The properties had been among the 1,194 for which Walton County had originally sought in Walton County Circuit Court to affirm a right by the public to customary recreational use of the beach. That December 2018 filing by the county had been in line with Section 163.035, Florida Statutes, which had set forth a process for local governments to use to affirm the existence of customary use.

The owners of the properties were not named as defendants and were not required to intervene. However, hundreds had done so in opposition to the county effort.

With a settlement agreement since executed in that case and the vast majority of the 1,194 parcels already dismissed, in September 2023 the BCC had voted to have their legal team convert any already-filed dismissals without prejudice to with-prejudice (final) dismissals. Clay Adkinson, acting county attorney, had described the approved action as one, for property owners who had intervened in the lawsuit, “eliminating any remaining parcels in the case that have not signed the settlement agreement or subject to summary judgment or otherwise subject to appeal or counterclaim.”

The seven former Gulf Shore Manor parcels were subject to appeal.

At the Oct. 25, 2023, oral arguments, attorney David Theriaque spoke on behalf of Walton County on the county’s appeal of the circuit court decision. He maintained that the BCC’s adoption of the resolution in 1978 could not legally constitute an abandonment of the public’s right to customary use of the beach on the properties.

There was little discussion by the panel of judges on that question.

There was more discussion on questions raised in a cross appeal on behalf of the property owners as well as a number of general questions from the judges about customary use and Walton County’s customary use complaint.

Speaking on behalf of the property owners, attorney Kent Safriet defined as the “threshold issue” the discussion of customary use by the Florida Supreme Court in 1974 in the landmark City of Daytona Beach v. Tona-Rama, Inc. (Tona-Rama) case.

He posed the question whether that discussion had been “dicta” (opinions or individual views of the author of a court opinion contained in that document not binding as legal precedent) or whether it represented “substantial law that the Florida Supreme Court created.”

“And second,” Safriet continued, “if the discussion was not dicta, then does the judicially-created doctrine of customary use, which authorizes the general public to physically invade private property, thereby eliminating the landowner’s fundamental and established right to exclude, violate the United States Constitution as either a taking or due process violation…”

Judge Tanenbaum asked why it mattered what the Florida Supreme Court had said, since there was a state statute in place (Section 163.035 Florida Statutes) that requires a court to make a determination whether customary use exists.

Safriet spoke in favor of the statute in that it had put the power to adjudicate property rights in the hands of the courts on the basis of evidence. However, he criticized Walton County for not having named the owners of each of the 1,194 properties as defendants in the county’s court complaint stemming from the statute.

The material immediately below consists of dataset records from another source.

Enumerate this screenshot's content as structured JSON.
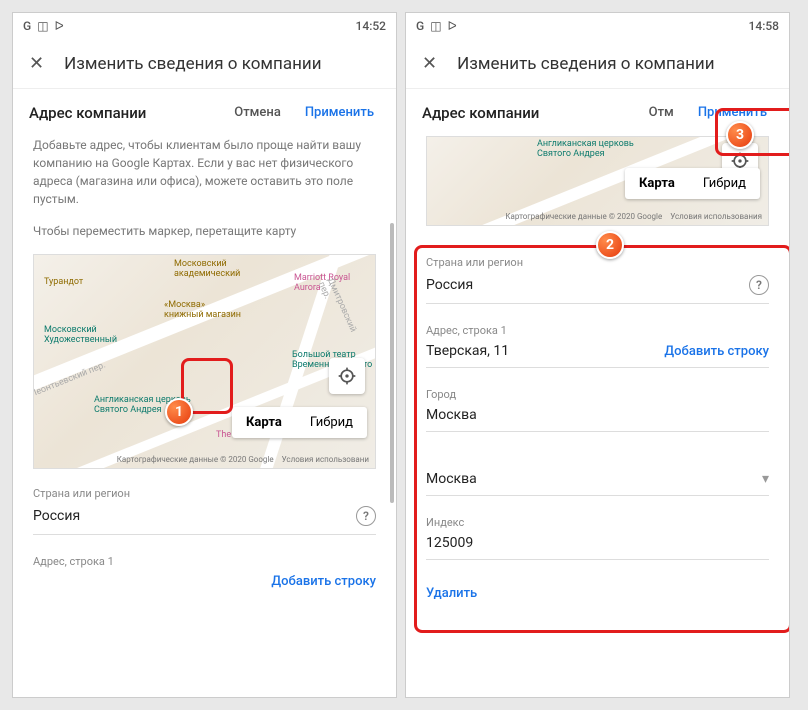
{
  "left": {
    "status_time": "14:52",
    "header_title": "Изменить сведения о компании",
    "section_title": "Адрес компании",
    "cancel": "Отмена",
    "apply": "Применить",
    "help1": "Добавьте адрес, чтобы клиентам было проще найти вашу компанию на Google Картах. Если у вас нет физического адреса (магазина или офиса), можете оставить это поле пустым.",
    "help2": "Чтобы переместить маркер, перетащите карту",
    "map_tab_map": "Карта",
    "map_tab_hybrid": "Гибрид",
    "map_copy": "Картографические данные © 2020 Google",
    "map_terms": "Условия использовани",
    "poi_univ": "Московский\nакадемический",
    "poi_marriott": "Marriott Royal Aurora",
    "poi_moscow": "«Москва»\nкнижный магазин",
    "poi_museum": "Московский\nХудожественный",
    "poi_bolshoi": "Большой театр\nВременно закрыто",
    "poi_church": "Англиканская церковь\nСвятого Андрея",
    "poi_turandot": "Турандот",
    "poi_theR": "The R",
    "poi_dmitr": "Дмитровский пер.",
    "poi_leont": "Леонтьевский пер.",
    "fields": {
      "country_label": "Страна или регион",
      "country_val": "Россия",
      "addr1_label": "Адрес, строка 1",
      "add_line": "Добавить строку"
    },
    "badge": "1"
  },
  "right": {
    "status_time": "14:58",
    "header_title": "Изменить сведения о компании",
    "section_title": "Адрес компании",
    "cancel": "Отм",
    "apply": "Применить",
    "map_tab_map": "Карта",
    "map_tab_hybrid": "Гибрид",
    "map_copy": "Картографические данные © 2020 Google",
    "map_terms": "Условия использования",
    "poi_church2": "Англиканская церковь\nСвятого Андрея",
    "fields": {
      "country_label": "Страна или регион",
      "country_val": "Россия",
      "addr1_label": "Адрес, строка 1",
      "addr1_val": "Тверская, 11",
      "add_line": "Добавить строку",
      "city_label": "Город",
      "city_val": "Москва",
      "region_val": "Москва",
      "zip_label": "Индекс",
      "zip_val": "125009"
    },
    "delete": "Удалить",
    "badge_form": "2",
    "badge_apply": "3"
  }
}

“That’s created issues, obviously,” Safriet said. “In this case, rather than sit back and not do anything, a lot of my clients intervened to defend their rights because of this new statute, and so they’re here arguing that this whole thing is unconstitutional—the customary use doctrine—but the statute itself is not.”

Theriaque countered that the property owners’ cross appeal was premature and based on “hypothetical upon hypothetical.” He urged for the court to address the issues related to Judge Green’s ruling and whether the court had correctly determined that the county in 1978 had the legal authority to abandon the public’s customary use rights.

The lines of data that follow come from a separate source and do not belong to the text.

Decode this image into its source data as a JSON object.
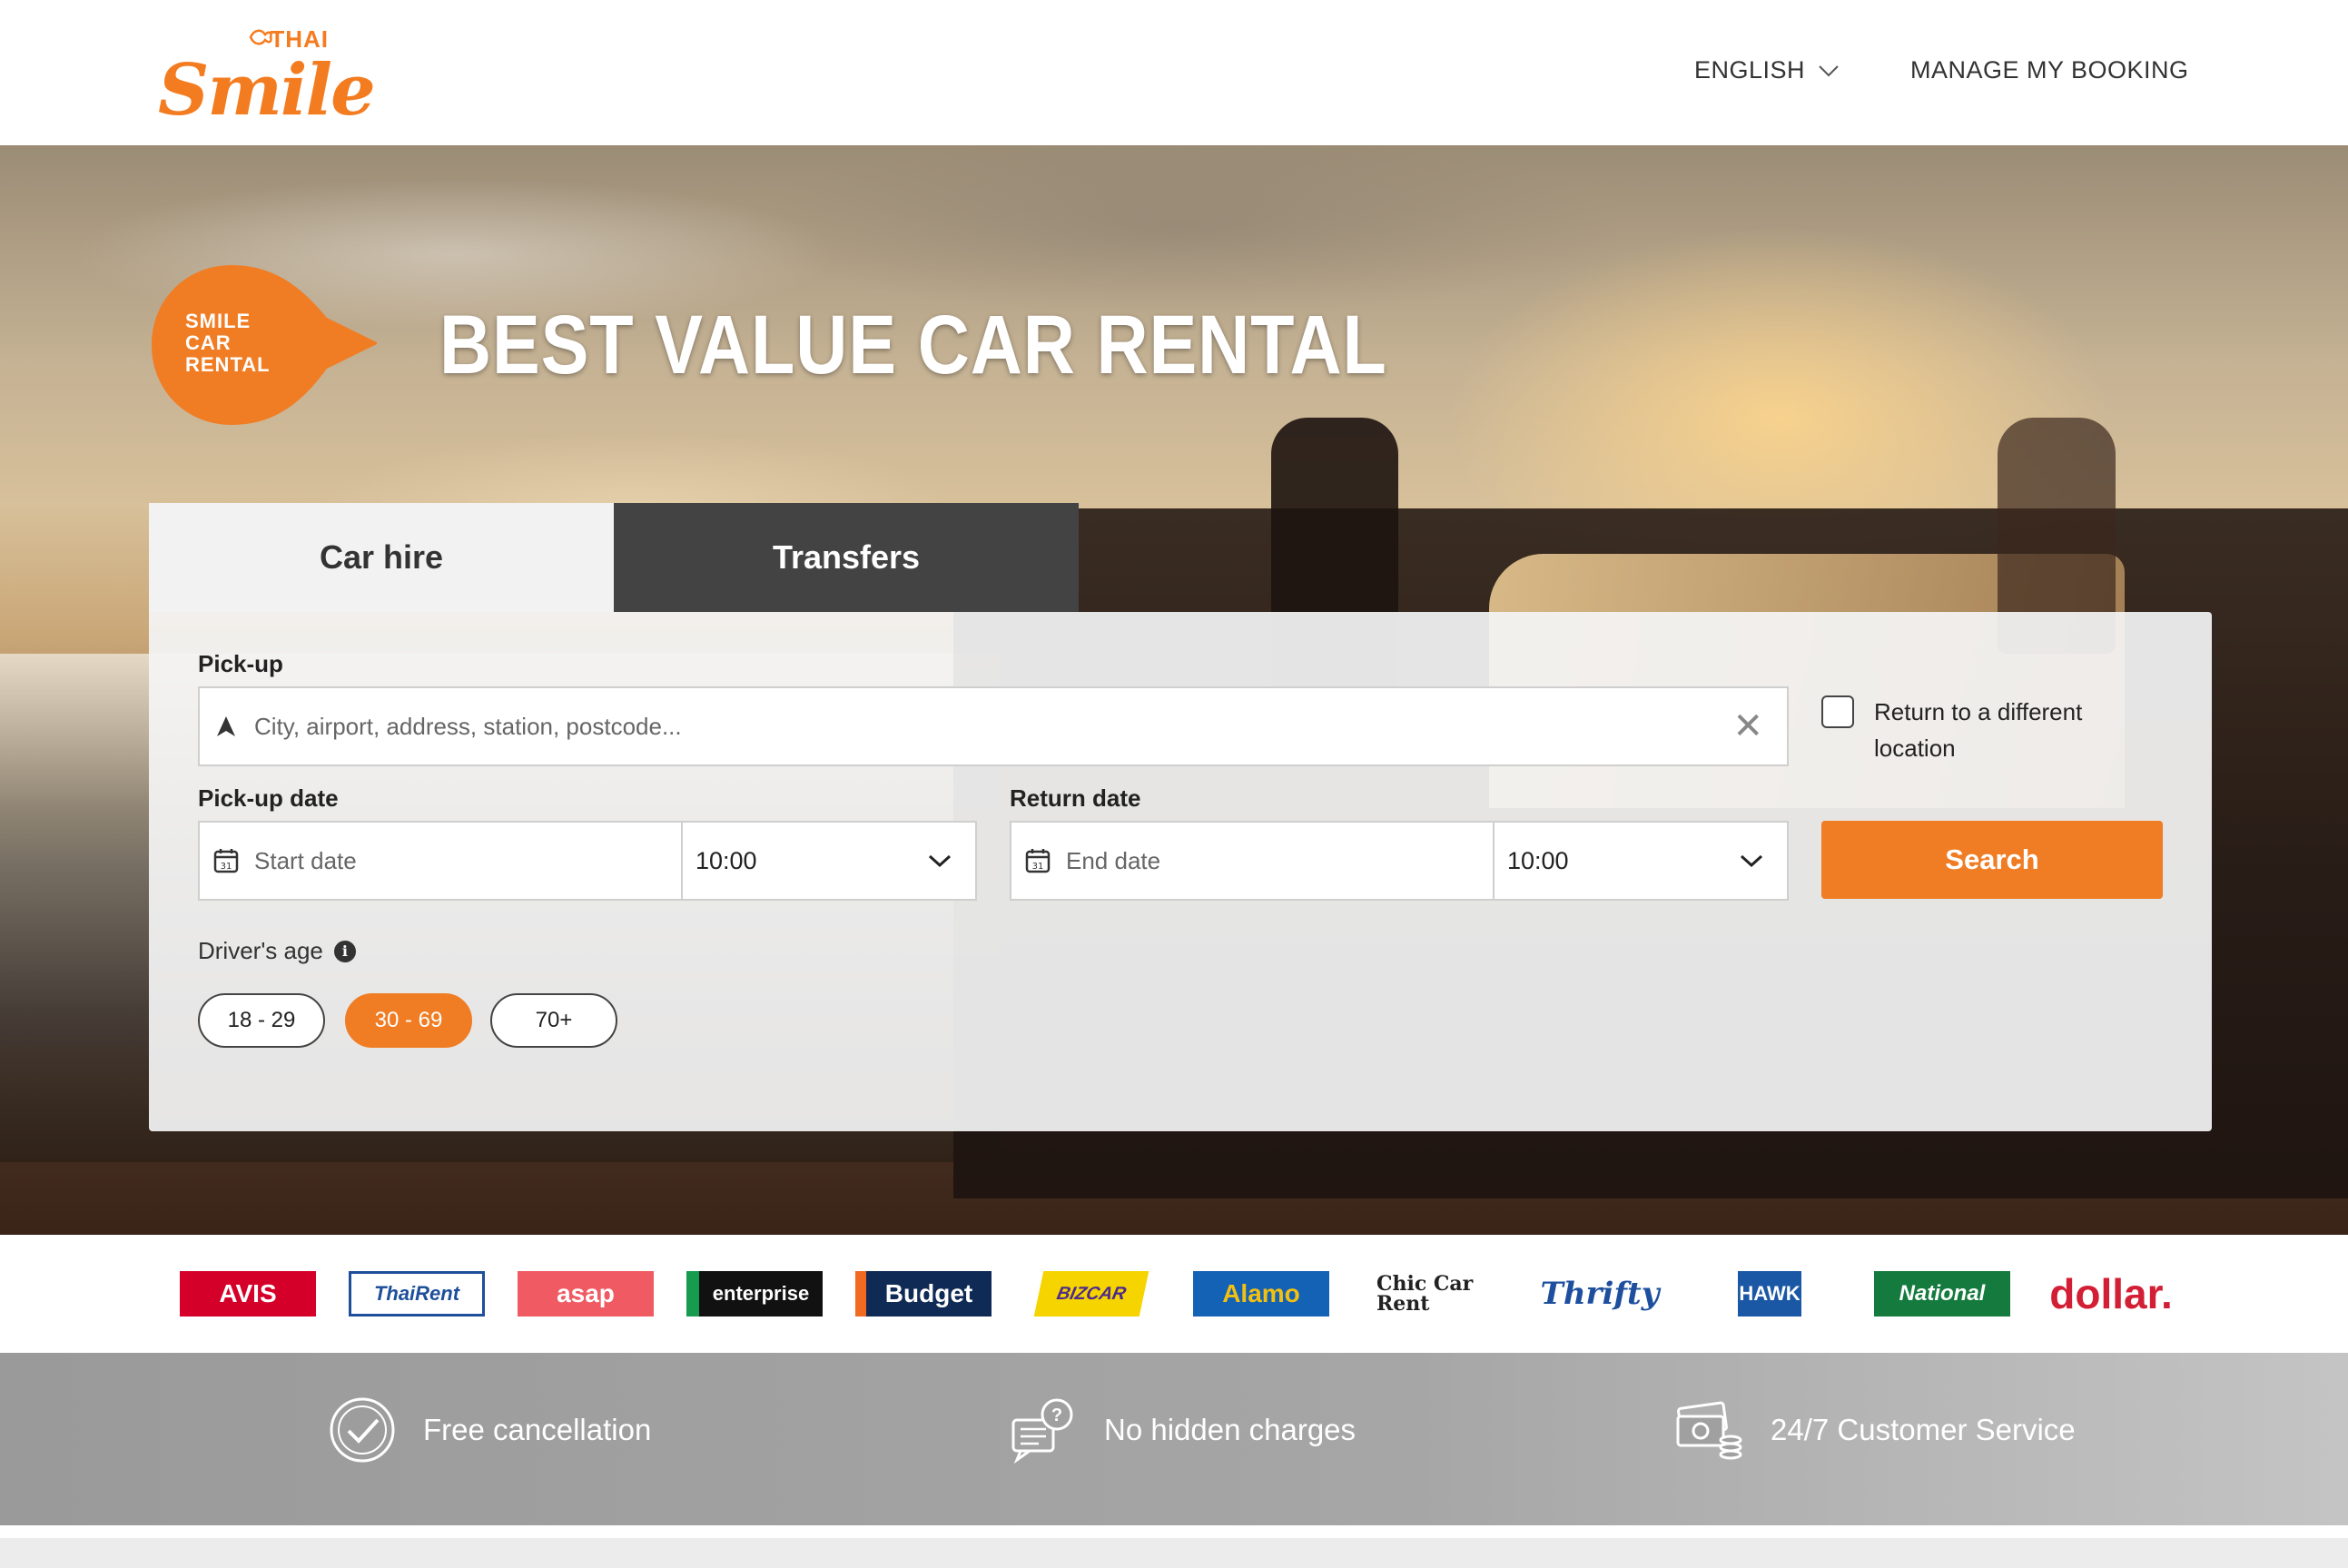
{
  "header": {
    "logo_small": "THAI",
    "logo_main": "Smile",
    "language": "ENGLISH",
    "manage_booking": "MANAGE MY BOOKING"
  },
  "hero": {
    "badge_lines": [
      "SMILE",
      "CAR",
      "RENTAL"
    ],
    "title": "BEST VALUE CAR RENTAL"
  },
  "tabs": [
    {
      "label": "Car hire",
      "active": true
    },
    {
      "label": "Transfers",
      "active": false
    }
  ],
  "form": {
    "pickup_label": "Pick-up",
    "pickup_placeholder": "City, airport, address, station, postcode...",
    "return_different_label": "Return to a different location",
    "pickup_date_label": "Pick-up date",
    "pickup_date_placeholder": "Start date",
    "pickup_time": "10:00",
    "return_date_label": "Return date",
    "return_date_placeholder": "End date",
    "return_time": "10:00",
    "search_label": "Search",
    "driver_age_label": "Driver's age",
    "calendar_day": "31",
    "age_options": [
      "18 - 29",
      "30 - 69",
      "70+"
    ],
    "age_selected": "30 - 69"
  },
  "brands": [
    "AVIS",
    "ThaiRent",
    "asap",
    "enterprise",
    "Budget",
    "BIZCAR",
    "Alamo",
    "Chic Car Rent",
    "Thrifty",
    "HAWK",
    "National",
    "dollar."
  ],
  "features": [
    {
      "icon": "check-circle-icon",
      "label": "Free cancellation"
    },
    {
      "icon": "question-chat-icon",
      "label": "No hidden charges"
    },
    {
      "icon": "money-stack-icon",
      "label": "24/7 Customer Service"
    }
  ],
  "colors": {
    "accent": "#f07d24",
    "brand_orange": "#f47c20",
    "dark_tab": "#434343"
  }
}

Theriaque called the argument about Tona-Rama and dicta “almost irrelevant,” due to the legislature’s adoption in 2018 of Section 163.035, Florida Statutes, which had set forth the procedure for local government to use to seek to affirm customary use—and tasked the courts with determining whether the evidence presented demonstrates that the uses sought to be affirmed have been ancient, reasonable, without interruption, and free from dispute, the elements of customary use.

“The legislature set forth the test to establish customary use; to the extent that somebody wants to challenge what the legislature did in this statute, that’s not before this court,” Theriaque argued.

“There’s a process to challenge a statute; it wasn’t followed here,” he charged.

Judge Tanenbaum pointed to the property owners’ argument in the cross appeal.

Theriaque replied that there is a statutory process for challenging a statute, which. he said, requires notifying the state attorney of such a challenge.

Safriet countered that the property owners’ position is that the statute “does not create a substantive cause of action or right for customary use, it creates only procedural,”—but that even if the panel were to interpret the statute as creating such an action or right, and the statute is invalidated and eliminated, the Tona-Rama decision remains, “that judicially adopts and creates the customary use doctrine…”

“That is the heart of the matter,” he emphasized.

“Because, again,” Safriet warned, “if the statute goes away, what we’re going to have is local governments adopting ordinances, declaring customary use has been ancient, uninterrupted, free from dispute, etc., on properties.. then the landowners are going to have to file suit against the counties and against that ordinance saying it is invalid under the Fifth Amendment, 14th Amendment, and…the separation of powers, because the legislative body doesn’t have the ability to adjudicate property rights, which is the exclusive jurisdiction of the court.”

As of Nov. 28, there had been no ruling by DCA on the appeal or cross appeal.